Extant Life Volumetric Imaging System

(Microscopic Analysis of Cells, Chris Lindensmith – Co-PI)

ELVIS is a multi-microscope system that enables a true “needle-in-a-haystack” search of a large sample volume at high resolution. It includes fluorescent labeling of potential cells to associate biochemical markers with specific objects. 

The ELVIS microscope suite combines high throughput with high resolution and fluorescence to identify cell structure and motility in a large sample volume.

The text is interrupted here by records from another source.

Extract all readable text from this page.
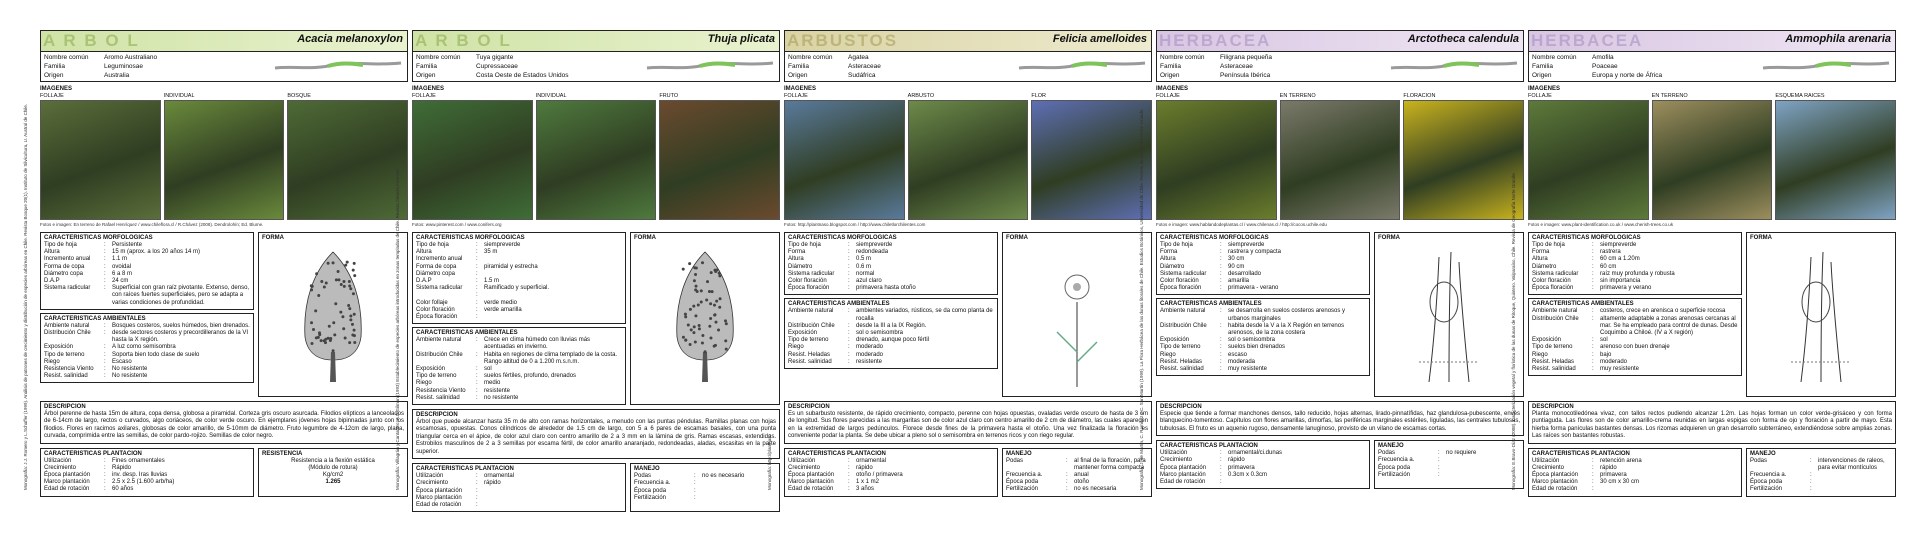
Monografía: J.J. Romero y L.Schaffer (1999). Análisis de patrones de crecimiento y distribución de especies arbóreas en Chile. Revista Bosque 20(1). Instituto de Silvicultura, U. Austral de Chile.
A R B O L	Acacia melanoxylon
Nombre común	Aromo Australiano
Familia	Leguminosae
Origen	Australia
IMAGENES
FOLLAJE	INDIVIDUAL	BOSQUE
Fotos e imagen: En terreno de Rafael Henríquez / www.chileflora.cl / R.Chávez (2008). Dendrolohín; Ed. Blume.
CARACTERISTICAS MORFOLOGICAS
Tipo de hoja	:	Persistente
Altura	:	15 m (aprox. a los 20 años 14 m)
Incremento anual	:	1.1 m
Forma de copa	:	ovoidal
Diámetro copa	:	6 a 8 m
D.A.P	:	24 cm
Sistema radicular	:	Superficial con gran raíz pivotante. Extenso, denso, con raíces fuertes superficiales, pero se adapta a varias condiciones de profundidad.
CARACTERISTICAS AMBIENTALES
Ambiente natural	:	Bosques costeros, suelos húmedos, bien drenados.
Distribución Chile	:	desde sectores costeros y precordilleranos de la VI hasta la X región.
Exposición	:	A luz como semisombra
Tipo de terreno	:	Soporta bien todo clase de suelo
Riego	:	Escaso
Resistencia Viento	:	No resistente
Resist. salinidad	:	No resistente
FORMA
DESCRIPCION

Árbol perenne de hasta 15m de altura, copa densa, globosa a piramidal. Corteza gris oscuro asurcada. Filodios elípticos a lanceolados de 6-14cm de largo, rectos o curvados, algo coriáceos, de color verde oscuro. En ejemplares jóvenes hojas bipinnadas junto con los filodios. Flores en racimos axilares, globosas de color amarillo, de 5-10mm de diámetro. Fruto legumbre de 4-12cm de largo, plana, curvada, comprimida entre las semillas, de color pardo-rojizo. Semillas de color negro.

CARACTERISTICAS PLANTACION
Utilización	:	Fines ornamentales
Crecimiento	:	Rápido
Época plantación	:	inv. desp. Iras lluvias
Marco plantación	:	2.5 x 2.5 (1.600 arb/ha)
Edad de rotación	:	60 años
RESISTENCIA
Resistencia a la flexión estática
(Módulo de rotura)
Kg/cm2
1.265	Monografía: Villagrán y Cantarero: A.D.Gilman (1993) Establecimiento de especies arbóreas introducidas en zonas templadas de Chile. Revista Ciencia Forestal.
A R B O L	Thuja plicata
Nombre común	Tuya gigante
Familia	Cupressaceae
Origen	Costa Oeste de Estados Unidos
IMAGENES
FOLLAJE	INDIVIDUAL	FRUTO
Fotos: www.pinterest.com / www.conifers.org
CARACTERISTICAS MORFOLOGICAS
Tipo de hoja	:	siempreverde
Altura	:	35 m
Incremento anual	:
Forma de copa	:	piramidal y estrecha
Diámetro copa	:
D.A.P	:	1.5 m
Sistema radicular	:	Ramificado y superficial.
:
Color follaje	:	verde medio
Color floración	:	verde amarilla
Época floración	:
CARACTERISTICAS AMBIENTALES
Ambiente natural	:	Crece en clima húmedo con lluvias más acentuadas en invierno.
Distribución Chile	:	Habita en regiones de clima templado de la costa. Rango altitud de 0 a 1.200 m.s.n.m.
Exposición	:	sol
Tipo de terreno	:	suelos fértiles, profundo, drenados
Riego	:	medio
Resistencia Viento	:	resistente
Resist. salinidad	:	no resistente
FORMA
DESCRIPCION

Árbol que puede alcanzar hasta 35 m de alto con ramas horizontales, a menudo con las puntas péndulas. Ramillas planas con hojas escamosas, opuestas. Conos cilíndricos de alrededor de 1.5 cm de largo, con 5 a 6 pares de escamas basales, con una punta triangular cerca en el ápice, de color azul claro con centro amarillo de 2 a 3 mm en la lámina de gris. Ramas escasas, extendidas. Estrobilos masculinos de 2 a 3 semillas por escama fértil, de color amarillo anaranjado, redondeadas, aladas, escasitas en la parte superior.

CARACTERISTICAS PLANTACION
Utilización	:	ornamental
Crecimiento	:	rápido
Época plantación	:
Marco plantación	:
Edad de rotación	:
MANEJO
Podas	:	no es necesario
Frecuencia a.	:
Época poda	:
Fertilización	:
Monografía: http://plantnaso
ARBUSTOS	Felicia amelloides
Nombre común	Agatea
Familia	Asteraceae
Origen	Sudáfrica
IMAGENES
FOLLAJE	ARBUSTO	FLOR
Fotos: http://plantnaso.blogspot.com / http://www.chiletlorchilentes.com
CARACTERISTICAS MORFOLOGICAS
Tipo de hoja	:	siempreverde
Forma	:	redondeada
Altura	:	0.5 m
Diámetro	:	0.6 m
Sistema radicular	:	normal
Color floración	:	azul claro
Época floración	:	primavera hasta otoño
CARACTERISTICAS AMBIENTALES
Ambiente natural	:	ambientes variados, rústicos, se da como planta de rocalla
Distribución Chile	:	desde la III a la IX Región.
Exposición	:	sol o semisombra
Tipo de terreno	:	drenado, aunque poco fértil
Riego	:	moderado
Resist. Heladas	:	moderado
Resist. salinidad	:	resistente
FORMA
DESCRIPCION

Es un subarbusto resistente, de rápido crecimiento, compacto, perenne con hojas opuestas, ovaladas verde oscuro de hasta de 3 cm de longitud. Sus flores parecidas a las margaritas son de color azul claro con centro amarillo de 2 cm de diámetro, las cuales aparecen en la extremidad de largos pedúnculos. Florece desde fines de la primavera hasta el otoño. Una vez finalizada la floración es conveniente podar la planta. Se debe ubicar a pleno sol o semisombra en terrenos ricos y con riego regular.

CARACTERISTICAS PLANTACION
Utilización	:	ornamental
Crecimiento	:	rápido
Época plantación	:	otoño / primavera
Marco plantación	:	1 x 1 m2
Edad de rotación	:	3 años
MANEJO
Podas	:	al final de la floración, para mantener forma compacta
Frecuencia a.	:	anual
Época poda	:	otoño
Fertilización	:	no es necesaria	Monografía: J. de Martín, C. Ramírez y C. San Martín (1999). La Flora Herbácea de las dunas litorales de Chile. Estudios Botánicos, Universidad de Chile. Revista de Geografía Norte Grande.
HERBACEA	Arctotheca calendula
Nombre común	Filigrana pequeña
Familia	Asteraceae
Origen	Península Ibérica
IMAGENES
FOLLAJE	EN TERRENO	FLORACION
Fotos e imagen: www.hablandodeplantas.cl / www.chilenas.cl / http://cocos.uchile.edu
CARACTERISTICAS MORFOLOGICAS
Tipo de hoja	:	siempreverde
Forma	:	rastrera y compacta
Altura	:	30 cm
Diámetro	:	90 cm
Sistema radicular	:	desarrollado
Color floración	:	amarilla
Época floración	:	primavera - verano
CARACTERISTICAS AMBIENTALES
Ambiente natural	:	se desarrolla en suelos costeros arenosos y urbanos marginales
Distribución Chile	:	habita desde la V a la X Región en terrenos arenosos, de la zona costera
Exposición	:	sol o semisombra
Tipo de terreno	:	suelos bien drenados
Riego	:	escaso
Resist. Heladas	:	moderada
Resist. salinidad	:	muy resistente
FORMA
DESCRIPCION

Especie que tiende a formar manchones densos, tallo reducido, hojas alternas, lirado-pinnatífidas, haz glandulosa-pubescente, envés blanquecino-tomentoso. Capítulos con flores amarillas, dimorfas, las periféricas marginales estériles, liguladas, las centrales tubulosas, tubulosas. El fruto es un aquenio rugoso, densamente lanuginoso, provisto de un vilano de escamas cortas.

CARACTERISTICAS PLANTACION
Utilización	:	ornamental/ci.dunas
Crecimiento	:	rápido
Época plantación	:	primavera
Marco plantación	:	0.3cm x 0.3cm
Edad de rotación	:
MANEJO
Podas	:	no requiere
Frecuencia a.	:
Época poda	:
Fertilización	:	Monografía: E.Bravo-Díaz (2008). Caracterización vegetal y florística de las dunas de Ritoque, Quintero. Valparaíso, Chile. Revista de Geografía Norte Grande.
HERBACEA	Ammophila arenaria
Nombre común	Amofila
Familia	Poaceae
Origen	Europa y norte de África
IMAGENES
FOLLAJE	EN TERRENO	ESQUEMA RAICES
Fotos e imagen: www.plant-identification.co.uk / www.cherish-trees.co.uk
CARACTERISTICAS MORFOLOGICAS
Tipo de hoja	:	siempreverde
Forma	:	rastrera
Altura	:	60 cm a 1.20m
Diámetro	:	60 cm
Sistema radicular	:	raíz muy profunda y robusta
Color floración	:	sin importancia
Época floración	:	primavera y verano
CARACTERISTICAS AMBIENTALES
Ambiente natural	:	costeros, crece en arenisca o superficie rocosa
Distribución Chile	:	altamente adaptable a zonas arenosas cercanas al mar. Se ha empleado para control de dunas. Desde Coquimbo a Chiloé. (IV a X región)
Exposición	:	sol
Tipo de terreno	:	arenoso con buen drenaje
Riego	:	bajo
Resist. Heladas	:	moderado
Resist. salinidad	:	muy resistente
FORMA
DESCRIPCION

Planta monocotiledónea vivaz, con tallos rectos pudiendo alcanzar 1.2m. Las hojas forman un color verde-grisáceo y con forma puntiaguda. Las flores son de color amarillo-crema reunidas en largas espigas con forma de ojo y floración a partir de mayo. Esta hierba forma panículas bastantes densas. Los rizomas adquieren un gran desarrollo subterráneo, extendiéndose sobre amplias zonas. Las raíces son bastantes robustas.

CARACTERISTICAS PLANTACION
Utilización	:	retención arena
Crecimiento	:	rápido
Época plantación	:	primavera
Marco plantación	:	30 cm x 30 cm
Edad de rotación	:
MANEJO
Podas	:	intervenciones de raleos, para evitar montículos
Frecuencia a.	:
Época poda	:
Fertilización	:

Digital Holographic Microscope (DHM)

The DHM observes objects at many scales simultaneously without adjustment, provides better than 0.8-micron spatial resolution across a 0.25 mm³ flow-through cell, and has the ability to detect fewer than 100 cell-like particles in a 1 mL volume. It enables index of refraction imaging to help identify and discriminate minerals from possible cells. Machine-learning algorithms are used to extract particle tracks and identify lifelike movement of single-cell organisms. Its time series imaging enables tracking of particles to determine their density and whether they may have their own mechanisms of motion separate from the background flow. 

Lightfield Volume Fluorescent Imager (VFI)

The VFI images the same volume as the DHM simultaneously, but at lower resolution, to spatially correlate the fluorescent detection of proteins, cell walls, and nucleic acids that may be present for further identification of potential biological material. The VFI uses machine-learning algorithms for prioritizing high signal-to-noise fluorescence data. 

The DHM and VFI microscopes record simultaneous movies of the same 40 µL volume with 0.8 µm resolution (DHM, left) and 4 µm resolution (VFI, right). The DHM shows the cell’s shape with the high resolution, while the VFI provides information on chemical content utilizing fluorescence.

High-Resolution Fluorescent Imager (HRFI)

This imager provides 0.2- µm spatial resolution across a 100 µm field of view to observe cell structure based on where fluorescent tags are located.

Machine-learning algorithms are again used to prioritize high signal-to-noise fluorescence data, as well as data with structure.

The HRFI’s 0.2 µm resolution shows the internal structure of larger cells (left), highlighted by fluorescent labels, and chains of smaller cells that have been dyed with a fluorescent label (right).